Ma ecco Zefinha, energica rappresentante del gruppo delle donne. Una testimonianza, la sua, che fa capire come la possibilitá di cambiamento sia reale e di quanto importante sia l'azione svolta da Luís E Francimar. "I problemi sono ancora più grandi per le donne. Qui nessuna donna lavora, nessuna ha un reddito. Ma adesso stiamo alzando la testa, abbiamo capito che bisogna darsi da fare se vogliamo che la situazione cambi. Che so? Qualche forma di artigianato. Stiamo pensando a produrre qualcosa che poi possiamo vendere.
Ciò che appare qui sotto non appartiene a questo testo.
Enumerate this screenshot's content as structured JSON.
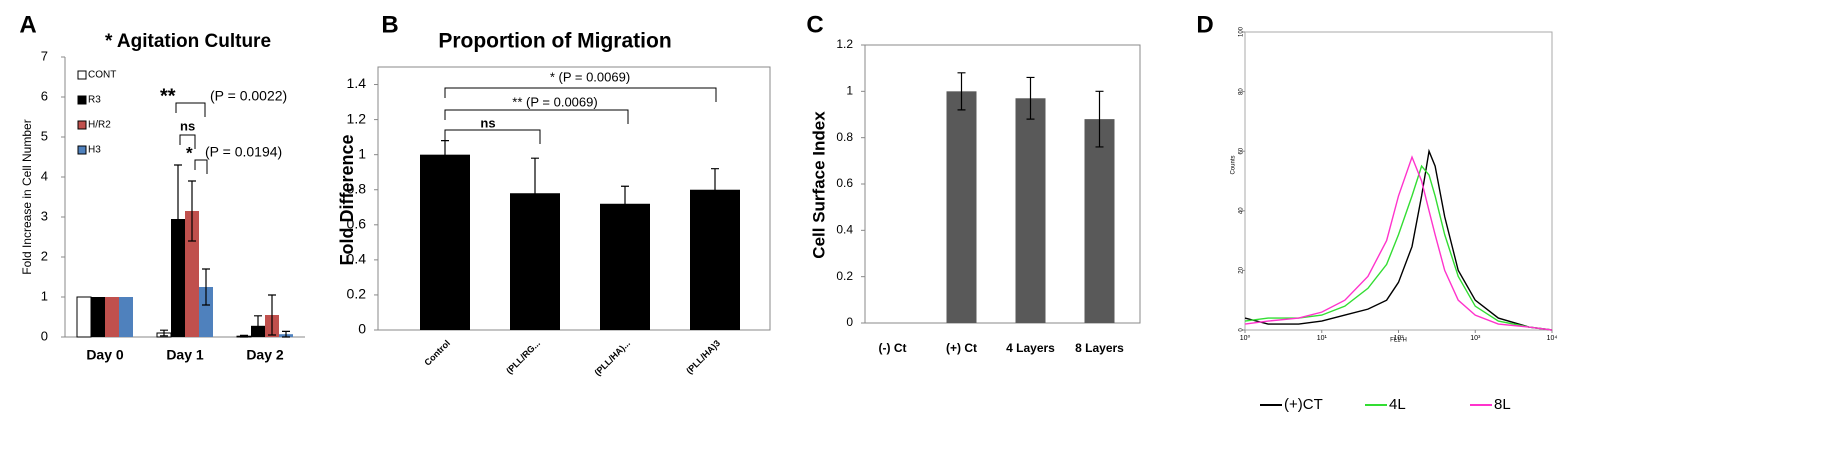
{
  "chart_data": [
    {
      "type": "bar",
      "panel_label": "A",
      "title": "* Agitation Culture",
      "y_label": "Fold Increase in Cell Number",
      "categories": [
        "Day 0",
        "Day 1",
        "Day 2"
      ],
      "series": [
        {
          "name": "CONT",
          "color": "#ffffff",
          "values": [
            1,
            0.1,
            0.02
          ],
          "errors": [
            0,
            0.07,
            0.02
          ]
        },
        {
          "name": "R3",
          "color": "#000000",
          "values": [
            1,
            2.95,
            0.28
          ],
          "errors": [
            0,
            1.35,
            0.25
          ]
        },
        {
          "name": "H/R2",
          "color": "#c0504d",
          "values": [
            1,
            3.15,
            0.55
          ],
          "errors": [
            0,
            0.75,
            0.5
          ]
        },
        {
          "name": "H3",
          "color": "#4f81bd",
          "values": [
            1,
            1.25,
            0.07
          ],
          "errors": [
            0,
            0.45,
            0.07
          ]
        }
      ],
      "ylim": [
        0,
        7
      ],
      "yticks": [
        0,
        1,
        2,
        3,
        4,
        5,
        6,
        7
      ],
      "annotations": [
        "**",
        "(P = 0.0022)",
        "ns",
        "*",
        "(P = 0.0194)"
      ]
    },
    {
      "type": "bar",
      "panel_label": "B",
      "title": "Proportion of Migration",
      "y_label": "Fold Difference",
      "categories": [
        "Control",
        "(PLL/RG...",
        "(PLL/HA)...",
        "(PLL/HA)3"
      ],
      "values": [
        1.0,
        0.78,
        0.72,
        0.8
      ],
      "errors": [
        0.08,
        0.2,
        0.1,
        0.12
      ],
      "color": "#000000",
      "ylim": [
        0,
        1.5
      ],
      "yticks": [
        0,
        0.2,
        0.4,
        0.6,
        0.8,
        1,
        1.2,
        1.4
      ],
      "annotations": [
        "ns",
        "** (P = 0.0069)",
        "* (P = 0.0069)"
      ]
    },
    {
      "type": "bar",
      "panel_label": "C",
      "y_label": "Cell Surface Index",
      "categories": [
        "(-) Ct",
        "(+) Ct",
        "4 Layers",
        "8 Layers"
      ],
      "values": [
        null,
        1.0,
        0.97,
        0.88
      ],
      "errors": [
        null,
        0.08,
        0.09,
        0.12
      ],
      "color": "#595959",
      "ylim": [
        0,
        1.2
      ],
      "yticks": [
        0,
        0.2,
        0.4,
        0.6,
        0.8,
        1,
        1.2
      ]
    },
    {
      "type": "line",
      "panel_label": "D",
      "y_label": "Counts",
      "x_label": "FL1-H",
      "xlog": true,
      "x": [
        1,
        2,
        5,
        10,
        20,
        40,
        70,
        100,
        150,
        200,
        250,
        300,
        400,
        600,
        1000,
        2000,
        5000,
        10000
      ],
      "series": [
        {
          "name": "(+)CT",
          "color": "#000000",
          "values": [
            4,
            2,
            2,
            3,
            5,
            7,
            10,
            16,
            28,
            45,
            60,
            55,
            38,
            20,
            10,
            4,
            1,
            0
          ]
        },
        {
          "name": "4L",
          "color": "#33dd33",
          "values": [
            3,
            4,
            4,
            5,
            8,
            14,
            22,
            32,
            45,
            55,
            52,
            45,
            32,
            18,
            8,
            3,
            1,
            0
          ]
        },
        {
          "name": "8L",
          "color": "#ff33cc",
          "values": [
            2,
            3,
            4,
            6,
            10,
            18,
            30,
            45,
            58,
            50,
            40,
            32,
            20,
            10,
            5,
            2,
            1,
            0
          ]
        }
      ],
      "xlim": [
        1,
        10000
      ],
      "xticks": [
        {
          "value": 1,
          "label": "10⁰"
        },
        {
          "value": 10,
          "label": "10¹"
        },
        {
          "value": 100,
          "label": "10²"
        },
        {
          "value": 1000,
          "label": "10³"
        },
        {
          "value": 10000,
          "label": "10⁴"
        }
      ],
      "ylim": [
        0,
        100
      ],
      "yticks": [
        0,
        20,
        40,
        60,
        80,
        100
      ]
    }
  ]
}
E molto sta cambiando dopo gli incontri che stiamo facendo con le donne. Partecipiamo a incontri fuori, conosciamo altre persone e questo aiuta a cambiare la mentalità. Ma non è che si può far molto se non c’è la terra. Ce la dobbiamo prendere se vogliamo uscire da questa situazione. Non possiamo più continuare a pagare affitti esorbitanti al padrone. Ho lavorato mesi e mesi a raccogliere il cotone senza guadagnare nulla. Lavoravo come gli uomini, anzi di più, eppure mi pagavano di meno perché ero una donna. Ma non potevo farne a meno, avevo troppo bisogno di quei soldi. Io credo nella donna che è dentro di me e sono convinta che le cose stanno già cambiando. Prima di tutto sta cambiando la testa e questo lo devo anche al lavoro di Luis e di Franzimar. Prima eravamo persone che guardavano ma non vedevano, quasi come fossimo ciechi; adesso invece cominciamo a capire".

Lasciamo la comunità del Matão coscienti della difficile situazione che qui le persone devono affrontare ma non senza aver colto la voglia di combattere che anima donne e giovani.